A routine comedy/'old dark house' mystery, The Smiling Ghost does everything by the book, even starring Willie Best as Clarence, Lucky's secretary, another of the actor's trademark cowardly, knee-knocking, lip-quivering, bug-eyed characters. When Lucky and Clarence arrive at the Bentley mansion, they meet the rest of the family, a bunch of eccentrics who all look more than a bit shifty.

Soon after, the smiling ghost makes an appearance, attempting to add Downing to his list of victims. Realising that he has been used as bait, Lucky decides to leave, but is eventually tempted to stay when Elinor tells him that she really loves him. Putting on a brave face, Lucky sets about trying to solve the mystery of the murderous ghost. Plucky reporter Lil Barstow (Branda Marshall) lends a hand, having fallen for Lucky.

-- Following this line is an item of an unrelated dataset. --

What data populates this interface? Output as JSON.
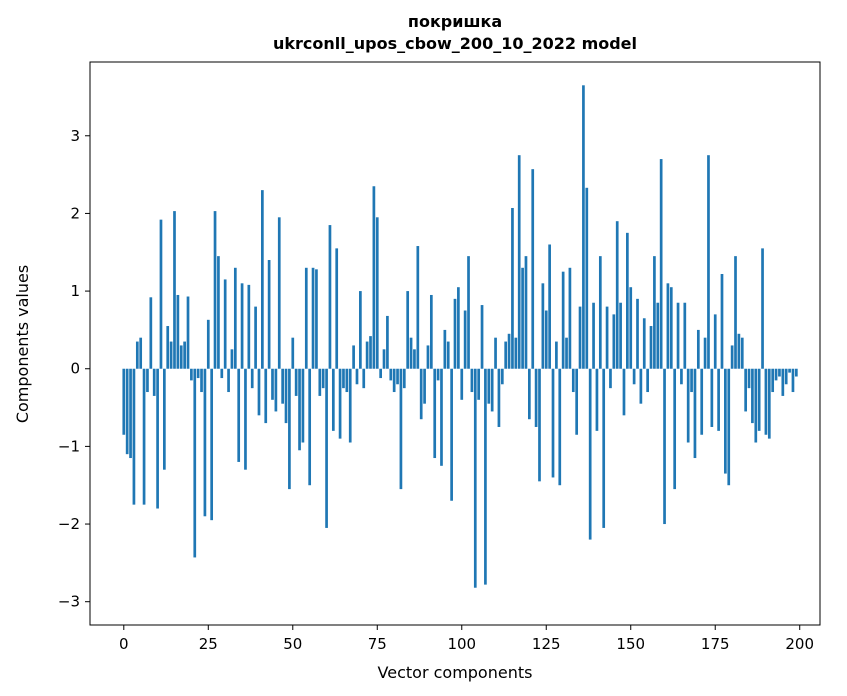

Director Lewis Seiler lays on the clichés thick and fast, but still achieves some effectively creepy scenes along the way, most notably in a cemetery when Lucky and Lil decide to see if Egglestone's body is in his tomb. We get the usual revolving wall panels and secret passageways and thunderstorms and the villain is finally revealed to have used a Scooby Doo-style rubber mask to carry out his wrong-doings-predictable stuff, but fun nonetheless, and at just 71 minutes, it definitely doesn't outstay its welcome.